The resurgence of 80’s nostalgia recently has resulted in some of the best media of the last ten years. Spielberg’s Super 8, Stranger Things, and the remake of It are all releases that jump to mind. In steps developer Fourattic and Devolver Digital with the release of Crossing Souls. Adventure games are nothing new, but an incredible soundtrack, and stylized retro graphics really help set Crossing Souls apart from other adventure titles.
Taking place in 1986, Crossing Souls follows a mismatched group of five teenagers. All of the main protagonists feel like they’re lifted straight out of the 80’s adventure movies like Stand By Me. There’s the trailer park Charlie, a female whose father is an alcoholic who doesn’t fit in with her social standing. Chris, our lead, and his little brother Kevin. Matt, the lovable nerd who doesn’t want to be put into any dangerous situations, and lastly Big Joe, the token black friend who fits right in with this eclectic group.
Things kick off pretty quick, right after Kevin finds a dead body in the woods and the group agrees to go check it out.
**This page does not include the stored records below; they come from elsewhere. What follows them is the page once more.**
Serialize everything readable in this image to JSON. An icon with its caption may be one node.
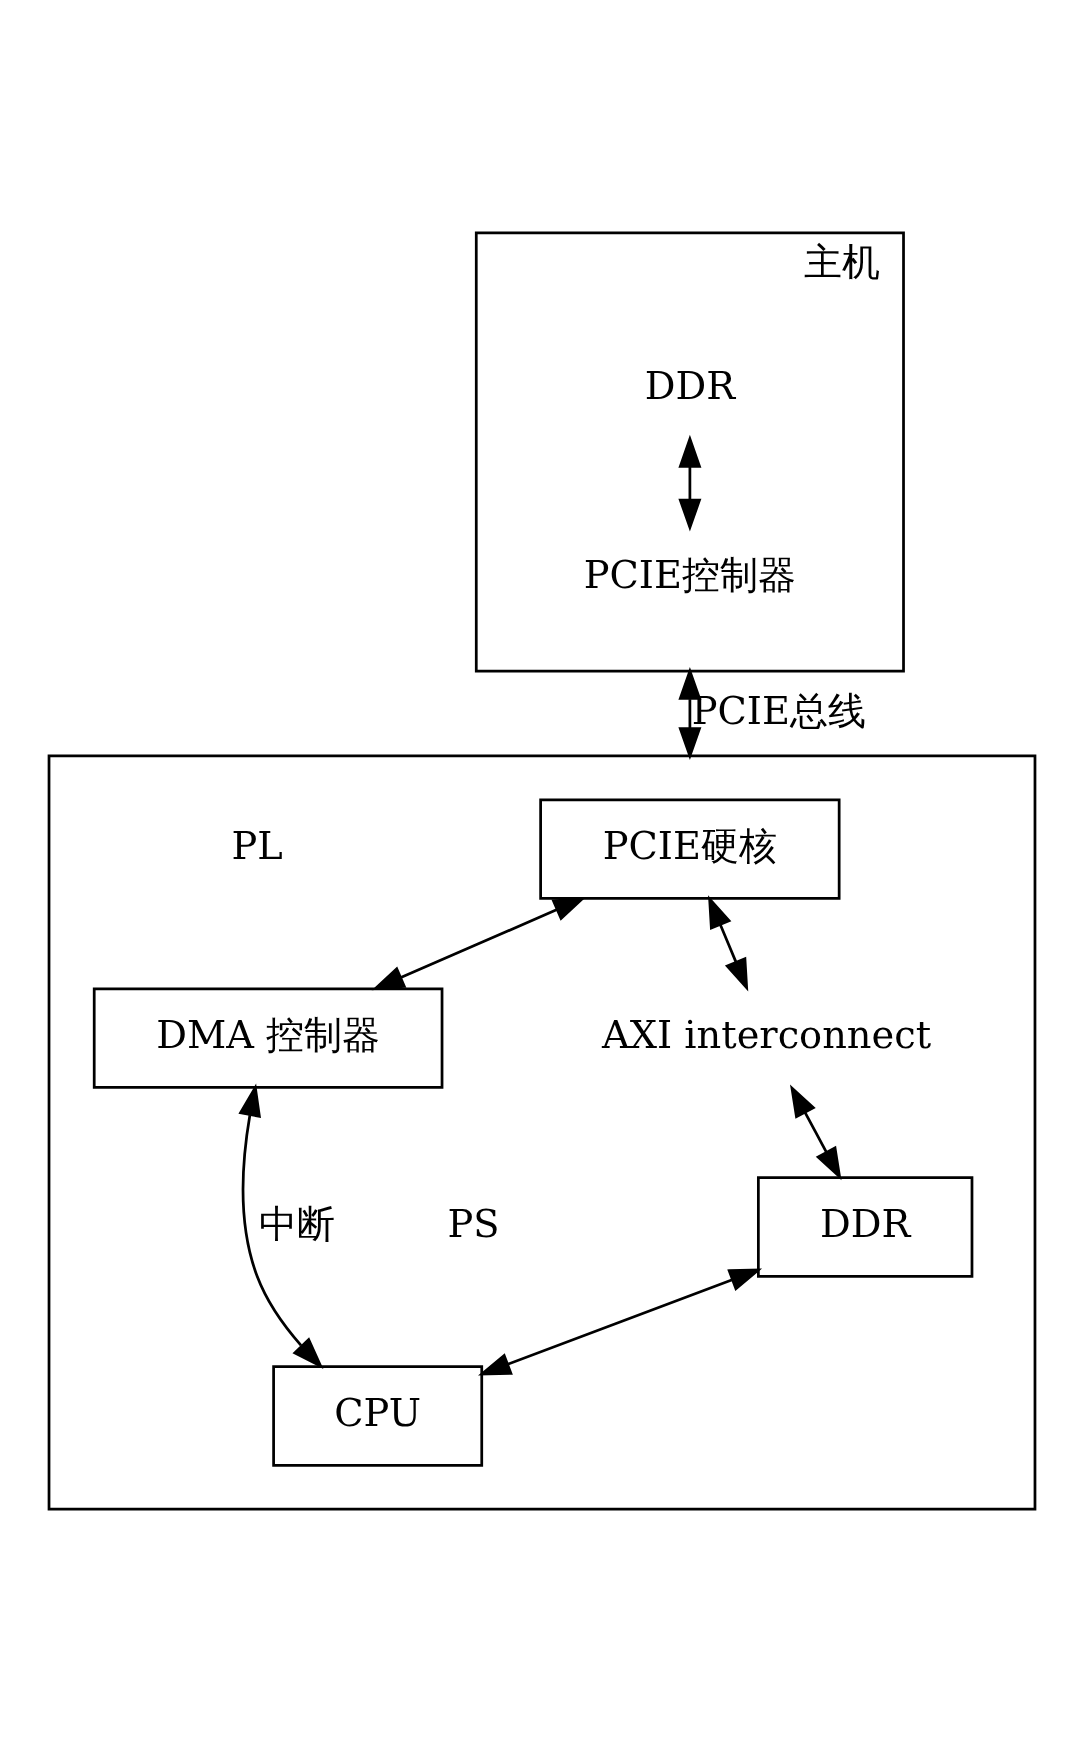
{
  "diagram": {
    "nodes": [
      {
        "text": [
          "主机"
        ]
      },
      {
        "text": [
          "DDR"
        ],
        "in": 0
      },
      {
        "text": [
          "PCIE控制器"
        ],
        "in": 0
      },
      {
        "text": [],
        "shape": "box"
      },
      {
        "text": [
          "PCIE硬核"
        ],
        "in": 3
      },
      {
        "text": [
          "DMA 控制器"
        ],
        "in": 3
      },
      {
        "text": [
          "AXI interconnect"
        ],
        "in": 3
      },
      {
        "text": [
          "DDR"
        ],
        "in": 3
      },
      {
        "text": [
          "CPU"
        ],
        "in": 3
      }
    ],
    "edges": [
      {
        "from": 1,
        "to": 2,
        "arrow": "both"
      },
      {
        "from": 0,
        "to": 3,
        "arrow": "both",
        "label": "PCIE总线"
      },
      {
        "from": 4,
        "to": 5,
        "arrow": "both"
      },
      {
        "from": 4,
        "to": 6,
        "arrow": "both"
      },
      {
        "from": 6,
        "to": 7,
        "arrow": "both"
      },
      {
        "from": 7,
        "to": 8,
        "arrow": "both"
      },
      {
        "from": 5,
        "to": 8,
        "arrow": "both",
        "label": "中断"
      }
    ],
    "labels": [
      "PL",
      "PS"
    ]
  }
}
They swiftly find themselves embroiled in a military conspiracy led by Major Oh Russ as he attempts to harness the energy of a powerful artifact. The group must stop Major Oh Russ, learn more about the artifact they find and rescue their parents from the grasp of this delusional military leader.
The world of Crossing Souls is built a lot like the old school Zelda titles. Players navigate squares of the world and then move onto the next one uncovering clues and defeating enemies. The thing that really makes Crossing Souls so special is how packed it is with pop culture references, not just 80’s references either, but also current day references. It was pretty cool having references to things I’ve loved from the past few years in this old school game. For example, the treehouse these teenagers use had Dragon Ball posters hanging on the wall, but while I was exploring town I found a flyer that said “have you seen this man” with a picture of Heisenberg from Breaking Bad on it. These reverse throwbacks were pretty unique and it was an easy way for the developers to have me searching every nook and cranny for other references.
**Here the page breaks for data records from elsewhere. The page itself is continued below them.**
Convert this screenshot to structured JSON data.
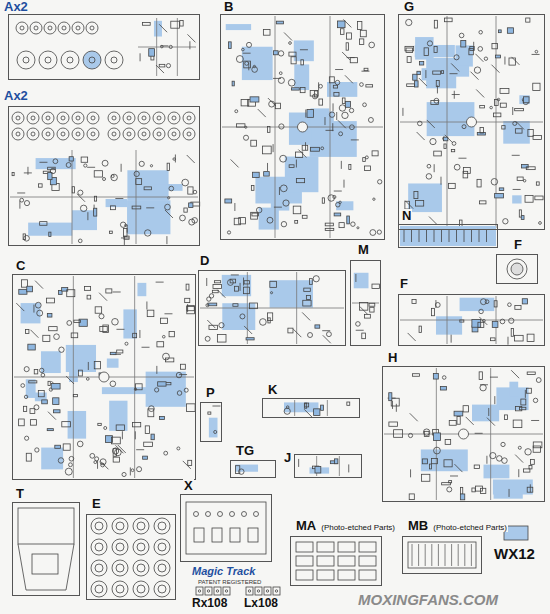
{
  "diagram": {
    "nodes": [
      {
        "text": [
          "Ax2"
        ]
      },
      {
        "text": [
          "B"
        ]
      },
      {
        "text": [
          "G"
        ]
      },
      {
        "text": [
          "Ax2"
        ]
      },
      {
        "text": [
          "N"
        ]
      },
      {
        "text": [
          "F"
        ]
      },
      {
        "text": [
          "C"
        ]
      },
      {
        "text": [
          "D"
        ]
      },
      {
        "text": [
          "M"
        ]
      },
      {
        "text": [
          "F"
        ]
      },
      {
        "text": [
          "H"
        ]
      },
      {
        "text": [
          "P"
        ]
      },
      {
        "text": [
          "K"
        ]
      },
      {
        "text": [
          "TG"
        ]
      },
      {
        "text": [
          "J"
        ]
      },
      {
        "text": [
          "T"
        ]
      },
      {
        "text": [
          "E"
        ]
      },
      {
        "text": [
          "X"
        ]
      },
      {
        "text": [
          "MA",
          "(Photo-etched Parts)"
        ]
      },
      {
        "text": [
          "MB",
          "(Photo-etched Parts)"
        ]
      }
    ],
    "labels": [
      "WX12",
      "Magic Track",
      "PATENT REGISTERED",
      "Rx108",
      "Lx108",
      "MOXINGFANS.COM"
    ]
  }
}
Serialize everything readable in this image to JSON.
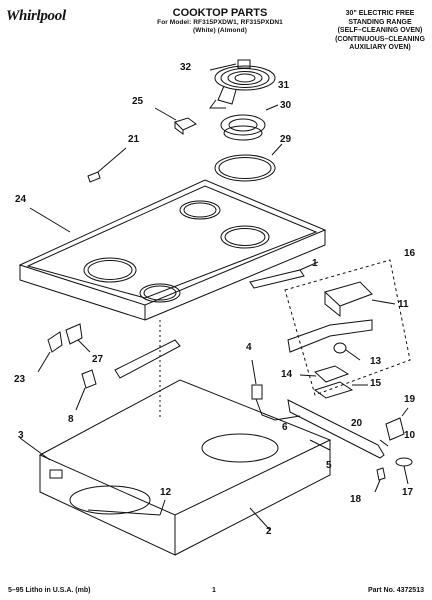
{
  "header": {
    "brand": "Whirlpool",
    "title": "COOKTOP PARTS",
    "models_line": "For Model: RF315PXDW1, RF315PXDN1",
    "color_line": "(White)   (Almond)",
    "desc_lines": [
      "30\" ELECTRIC FREE",
      "STANDING RANGE",
      "(SELF–CLEANING OVEN)",
      "(CONTINUOUS–CLEANING",
      "AUXILIARY OVEN)"
    ]
  },
  "callouts": [
    "32",
    "31",
    "25",
    "30",
    "21",
    "29",
    "24",
    "1",
    "16",
    "11",
    "4",
    "13",
    "14",
    "15",
    "19",
    "23",
    "27",
    "8",
    "3",
    "6",
    "10",
    "20",
    "5",
    "12",
    "18",
    "17",
    "2"
  ],
  "footer": {
    "litho": "5–95 Litho in U.S.A. (mb)",
    "page": "1",
    "part_no": "Part No. 4372513"
  },
  "colors": {
    "ink": "#111111",
    "background": "#ffffff"
  }
}
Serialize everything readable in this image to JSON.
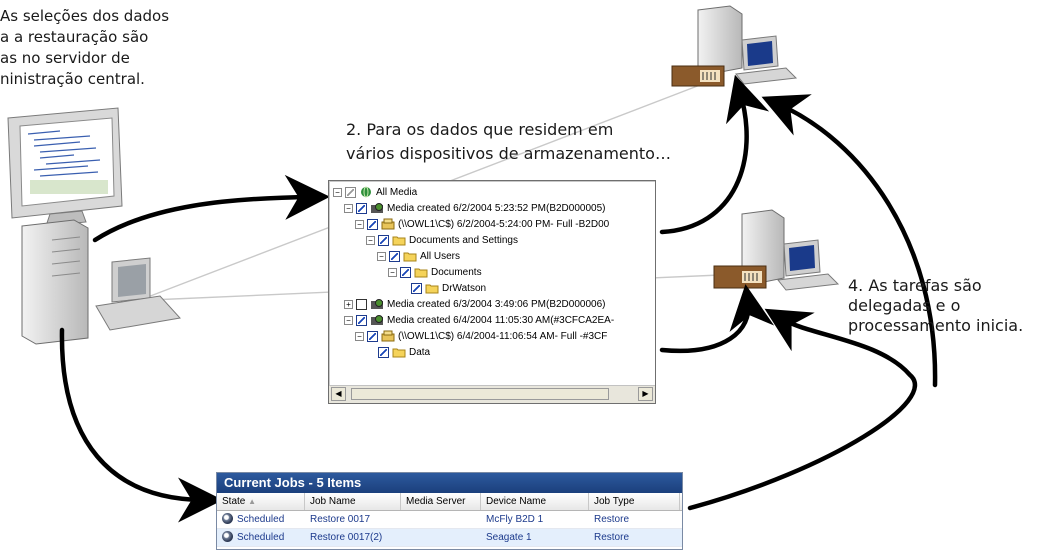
{
  "captions": {
    "step1": [
      "As seleções dos dados",
      "a a restauração são",
      "as no servidor de",
      "ninistração central."
    ],
    "step2": [
      "2. Para os dados que residem em",
      "vários dispositivos de armazenamento…"
    ],
    "step4": [
      "4. As tarefas são",
      "delegadas e o",
      "processamento inicia."
    ]
  },
  "tree": {
    "items": [
      {
        "text": "All Media",
        "depth": 0,
        "expander": "−",
        "check": "part",
        "icon": "globe-icon"
      },
      {
        "text": "Media created 6/2/2004 5:23:52 PM(B2D000005)",
        "depth": 1,
        "expander": "−",
        "check": "on",
        "icon": "media-icon"
      },
      {
        "text": "(\\\\OWL1\\C$) 6/2/2004-5:24:00 PM- Full -B2D00",
        "depth": 2,
        "expander": "−",
        "check": "on",
        "icon": "drive-icon"
      },
      {
        "text": "Documents and Settings",
        "depth": 3,
        "expander": "−",
        "check": "on",
        "icon": "folder-icon"
      },
      {
        "text": "All Users",
        "depth": 4,
        "expander": "−",
        "check": "on",
        "icon": "folder-icon"
      },
      {
        "text": "Documents",
        "depth": 5,
        "expander": "−",
        "check": "on",
        "icon": "folder-icon"
      },
      {
        "text": "DrWatson",
        "depth": 6,
        "expander": "",
        "check": "on",
        "icon": "folder-icon"
      },
      {
        "text": "Media created 6/3/2004 3:49:06 PM(B2D000006)",
        "depth": 1,
        "expander": "+",
        "check": "off",
        "icon": "media-icon"
      },
      {
        "text": "Media created 6/4/2004 11:05:30 AM(#3CFCA2EA-",
        "depth": 1,
        "expander": "−",
        "check": "on",
        "icon": "media-icon"
      },
      {
        "text": "(\\\\OWL1\\C$) 6/4/2004-11:06:54 AM- Full -#3CF",
        "depth": 2,
        "expander": "−",
        "check": "on",
        "icon": "drive-icon"
      },
      {
        "text": "Data",
        "depth": 3,
        "expander": "",
        "check": "on",
        "icon": "folder-icon"
      }
    ]
  },
  "jobs": {
    "title": "Current Jobs  - 5 Items",
    "columns": [
      "State",
      "Job Name",
      "Media Server",
      "Device Name",
      "Job Type"
    ],
    "rows": [
      [
        "Scheduled",
        "Restore 0017",
        "",
        "McFly B2D 1",
        "Restore"
      ],
      [
        "Scheduled",
        "Restore 0017(2)",
        "",
        "Seagate 1",
        "Restore"
      ]
    ]
  },
  "colors": {
    "title_bar": "#1b3f7c",
    "link_text": "#1c3a8c",
    "arrow": "#000000",
    "tape_device": "#8b5a2b",
    "screen": "#1a3a8a"
  }
}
Each of the 5 characters in Crossing Souls is playable too. Most of the puzzles built into the world revolve around using each of the characters in unique was. One puzzle had me using Matt’s hover ability to work my way around a group of crates while navigating moving platforms, and then having Big Joe move crates around to reach a certain area. Each character has unique abilities, and each one is used in unique ways.
The soundtrack was the initial thing that actually drew me to Crossing Souls. I’m a big fan of the movie Drive, and the song I most associate with that movie is “A Real Hero” by College & Electric Youth. The musical sound of that song just oozes 80’s synth, and the song used in the trailer for Crossing Souls instantly reminded me of that song. The soundtrack in Crossing Souls is unique and varied throughout the 8 hour campaign. It’s all stylized for the time period, but each area’s unique music and sound effects really help bring the world to life.
The only thing that really felt like a detractor for me was the combat. Each character has unique abilities, but it often felt like I was just mashing the square button (the attack button) until either my enemies died, or my character was low enough on health I needed to switch. The boss fights had a bit more variation in them which was nice, but most of the game had me fighting weaker enemies. Boss fights in Crossing Souls forced me to switch up my tactics. One boss had me evading energy blasts until he needed to recharge, which was the time to have Matt use his energy gun to blast power converters to overload them and then have Big Joe pull them out of place. These fights felt like puzzles within a boss battle which helped mix up the combat system.
I mentioned the stylized graphics before, but Crossing Souls is uniquely beautiful. The world is full of people to talk to and detailed towns, sewers and graveyards. Interspersed throughout the exploration are beautiful hand drawn cutscenes that break up the gameplay in between sections. The world is vibrant, and there are lots of things to do hidden throughout each area.
After doing a little bit of research on Crossing Souls, I found out that there was actually a Kickstarter campaign initially associated with it. After partnering with Devolver Digital, it was announced that Devolver would publish Crossing Souls no matter if they hit their crowdfunding goal or how far into the goal developer Fourattic reached. It’s a good thing too, because Crossing Souls is a fun, varied, 80’s throwback. Fans of old school adventure titles will feel right at home with the unique (but typical) cast of characters, and will want to explore every nook and cranny and talk to every unique character in this robust world.